When we compared Hulu Plus to Netflix Instant during its launch, we found while the back catalog was comparable, Hulu Plus had Netflix easily beat when it came to new episodes of current shows. Apple’s rental program, though, draws from a larger pool of content, which could be a game changer.
Note the use of the word “could” here. Jobs announced that so far, only ABC and Fox have signed up for the 99-cent rental program. While we don’t yet know what specific shows will or won’t be available for 99 cents, based purely on studio, the below chart indicates that about a third of the content Hulu Plus is offering this fall won’t be available for rental on iTunes.

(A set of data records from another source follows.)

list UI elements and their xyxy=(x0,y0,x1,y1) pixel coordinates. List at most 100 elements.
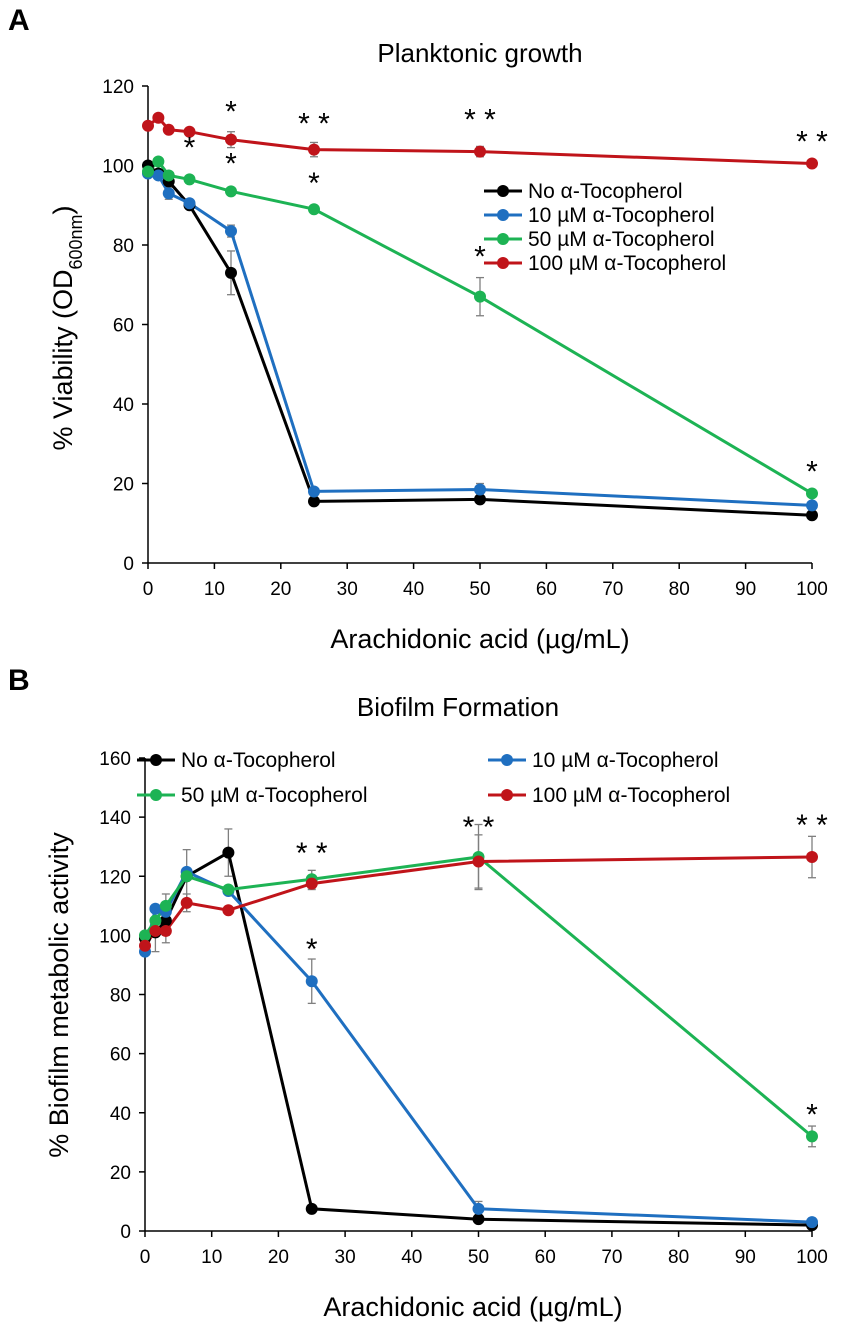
panel-a-y-tick-label: 20 xyxy=(113,475,134,496)
panel-a-legend-marker-0 xyxy=(497,185,509,197)
panel-b-series-1-point xyxy=(472,1202,485,1215)
panel-a-series-1-point xyxy=(225,225,237,238)
panel-b-series-0-point xyxy=(472,1213,485,1226)
panel-b-series-0-point xyxy=(159,914,172,927)
panel-a-legend-marker-3 xyxy=(497,257,509,269)
panel-b-x-tick-label: 20 xyxy=(268,1247,289,1268)
panel-a-significance-marker: * xyxy=(474,241,486,274)
panel-b-title: Biofilm Formation xyxy=(357,692,559,722)
panel-a-plot: 0 20 40 60 80 100 120 0 10 20 30 40 50 60 70 80 90 100 * * *… xyxy=(102,77,828,600)
panel-b-y-axis-title: % Biofilm metabolic activity xyxy=(44,832,74,1158)
panel-b-x-tick-label: 50 xyxy=(468,1247,489,1268)
panel-b-series-0-point xyxy=(305,1202,318,1215)
panel-b-y-tick-label: 0 xyxy=(120,1222,131,1243)
panel-a-y-tick-label: 60 xyxy=(113,316,134,337)
panel-a-y-tick-label: 80 xyxy=(113,236,134,257)
panel-b-label: B xyxy=(8,664,30,697)
panel-b-significance-marker: * * xyxy=(796,809,828,842)
panel-b-series-3-point xyxy=(180,896,193,909)
panel-a-series-2-point xyxy=(183,173,196,186)
panel-a-legend-label-2: 50 µM α-Tocopherol xyxy=(528,228,715,251)
panel-a-significance-marker: * * xyxy=(298,108,330,141)
panel-b-x-tick-label: 70 xyxy=(601,1247,622,1268)
panel-b-series-1-point xyxy=(149,902,162,915)
panel-b-significance-marker: * * xyxy=(463,811,495,844)
panel-a-series-2-point xyxy=(474,290,486,303)
panel-a-x-tick-label: 80 xyxy=(669,579,690,600)
panel-b-x-tick-label: 40 xyxy=(401,1247,422,1268)
panel-b-legend-label-0: No α-Tocopherol xyxy=(181,749,336,772)
panel-b-series-2-point xyxy=(180,870,193,883)
panel-a-series-2-point xyxy=(152,155,165,168)
panel-a-series-2-point xyxy=(308,203,320,216)
panel-a-x-tick-label: 30 xyxy=(337,579,358,600)
panel-a-series-0-point xyxy=(225,266,237,279)
panel-a-x-tick-label: 90 xyxy=(735,579,756,600)
panel-b-significance-marker: * xyxy=(306,933,318,966)
panel-a-y-axis-title: % Viability (OD600nm) xyxy=(48,205,86,450)
panel-a-series-2-point xyxy=(806,487,818,500)
panel-b-series-3-point xyxy=(305,877,318,890)
panel-a-series-3-point xyxy=(162,123,175,136)
panel-a-series-0-point xyxy=(474,493,486,506)
panel-a-x-tick-label: 20 xyxy=(270,579,291,600)
panel-b-series-3-point xyxy=(222,904,235,917)
panel-a-series-3-point xyxy=(142,119,154,132)
panel-a-y-axis-title-main: % Viability (OD xyxy=(48,269,78,450)
panel-a-series-2-point xyxy=(162,169,175,182)
panel-a-significance-marker: * xyxy=(308,167,320,200)
panel-a-legend-marker-1 xyxy=(497,209,509,221)
panel-a-legend-label-1: 10 µM α-Tocopherol xyxy=(528,204,715,227)
panel-a-y-tick-label: 40 xyxy=(113,395,134,416)
panel-b-x-tick-label: 100 xyxy=(796,1247,828,1268)
panel-b-x-axis-title: Arachidonic acid (µg/mL) xyxy=(323,1292,622,1322)
panel-a-series-1-point xyxy=(474,483,486,496)
panel-b-series-0-point xyxy=(222,846,235,859)
panel-b-y-tick-label: 140 xyxy=(99,808,131,829)
panel-b-series-2-point xyxy=(222,883,235,896)
panel-a-series-0-point xyxy=(308,495,320,508)
panel-b-legend-marker-3 xyxy=(501,789,513,801)
panel-b-legend-label-1: 10 µM α-Tocopherol xyxy=(532,749,719,772)
panel-b-x-tick-label: 80 xyxy=(668,1247,689,1268)
panel-b-legend-marker-0 xyxy=(150,754,162,766)
panel-a-series-1-point xyxy=(152,169,165,182)
panel-a-series-1-point xyxy=(183,197,196,210)
panel-a-legend-marker-2 xyxy=(497,233,509,245)
panel-a-series-2-point xyxy=(225,185,237,198)
panel-a-significance-marker: * xyxy=(184,131,196,164)
panel-a-series-1-point xyxy=(806,499,818,512)
panel-b-series-3-point xyxy=(149,924,162,937)
panel-a-series-3-point xyxy=(183,125,196,138)
panel-a-y-axis-title-sub: 600nm xyxy=(66,214,86,269)
panel-a-series-3-point xyxy=(806,157,818,170)
panel-b-series-1-point xyxy=(305,975,318,988)
panel-a-significance-marker: * * xyxy=(796,126,828,159)
panel-b-y-tick-label: 40 xyxy=(110,1104,131,1125)
panel-a-y-tick-label: 100 xyxy=(102,157,134,178)
panel-b-series-2-point xyxy=(159,899,172,912)
panel-a-series-0-point xyxy=(806,509,818,522)
panel-b-series-3-point xyxy=(472,855,485,868)
panel-a-significance-marker: * xyxy=(806,455,818,488)
panel-a-series-1-point xyxy=(308,485,320,498)
panel-b-y-tick-label: 100 xyxy=(99,926,131,947)
panel-a-series-3-point xyxy=(152,111,165,124)
panel-b-y-tick-label: 20 xyxy=(110,1163,131,1184)
panel-b-series-line-2 xyxy=(143,855,813,1138)
panel-a-series-1-point xyxy=(162,187,175,200)
panel-a-y-tick-label: 0 xyxy=(123,554,134,575)
panel-b-series-3-point xyxy=(139,939,151,952)
panel-b-series-2-point xyxy=(149,914,162,927)
panel-a-legend-label-3: 100 µM α-Tocopherol xyxy=(528,252,726,275)
panel-b-plot: 0 20 40 60 80 100 120 140 160 0 10 20 30 40 50 60 70 80 90… xyxy=(99,749,828,1268)
panel-b-series-2-point xyxy=(139,929,151,942)
panel-a-significance-marker: * * xyxy=(464,104,496,137)
panel-b-series-3-point xyxy=(159,924,172,937)
panel-b-legend-label-2: 50 µM α-Tocopherol xyxy=(181,784,368,807)
panel-b-legend-label-3: 100 µM α-Tocopherol xyxy=(532,784,730,807)
panel-a-x-axis-title: Arachidonic acid (µg/mL) xyxy=(330,624,629,654)
panel-b-y-tick-label: 60 xyxy=(110,1045,131,1066)
panel-a-y-tick-label: 120 xyxy=(102,77,134,98)
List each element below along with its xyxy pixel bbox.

|AVAILABLE ON HULU PLUS||ITUNES RENTAL?|
|Brothers & Sisters||Yes|
|Dancing With The Stars||Yes|
|Find My Family||Yes|
|Friday Night Lights||No|
|Jamie Oliver’s Food Revolution||Yes|
|Late Night with Jimmy Fallon||No|
|Law & Order: Special Victims Unit||No|
|Lie To Me||Yes|
|Minute to Win It||No|
|Parks and Recreation||No|
|Saturday Night Live||No|
|The Biggest Loser||No|
|The Cleveland Show||Yes|
|The Good Guys||Yes|
|The Tonight Show with Jay Leno||No|
NBC is clearly the missing link here, and if it decides to participate in the future, that would put Hulu Plus and iTunes on par with each other. Of course, you can’t necessarily compare a subscription service to a per-item rental service; for the $10 a month I pay for Hulu Plus (which, without shelling out $99 for an Apple TV, I can watch on my television thanks to the PS3), I have unlimited access to the service’s catalog of content.
That definitely works in Hulu Plus’s favor. When the new fall season starts, for example, I’ll be watching the theoretically rentable Castle, Glee, House and Modern Family on a weekly basis. If I were renting them a la carte from iTunes, in a month when each show premiered three new episodes I’d spend $11.88 to keep caught up, and if I wanted to review them after 48 hours, I’d have to plop down another 99 cents each. Compared to Hulu Plus, that’s not a great way to spend my money (even with the commercial-free video Apple provides).
The deal breaker here is that the iTunes catalog extends well beyond ABC and Fox, thanks to its relationships with pretty much every major TV network and studio. If cable or premium channels like AMC, HBO or Showtime — which do currently sell episodes via iTunes — join the rental program, it could be a very different marketplace indeed.
Frankly, Mad Men is half the reason I still have a cable subscription, which currently costs me $100/month. If I could rent the weekly misadventures of Don Draper for 99 cents each, that’d leave me about $96 a month in savings, which I’d find much easier to use towards a la carte rentals and purchases for series and movies not available through subscription services like Netflix and Hulu Plus.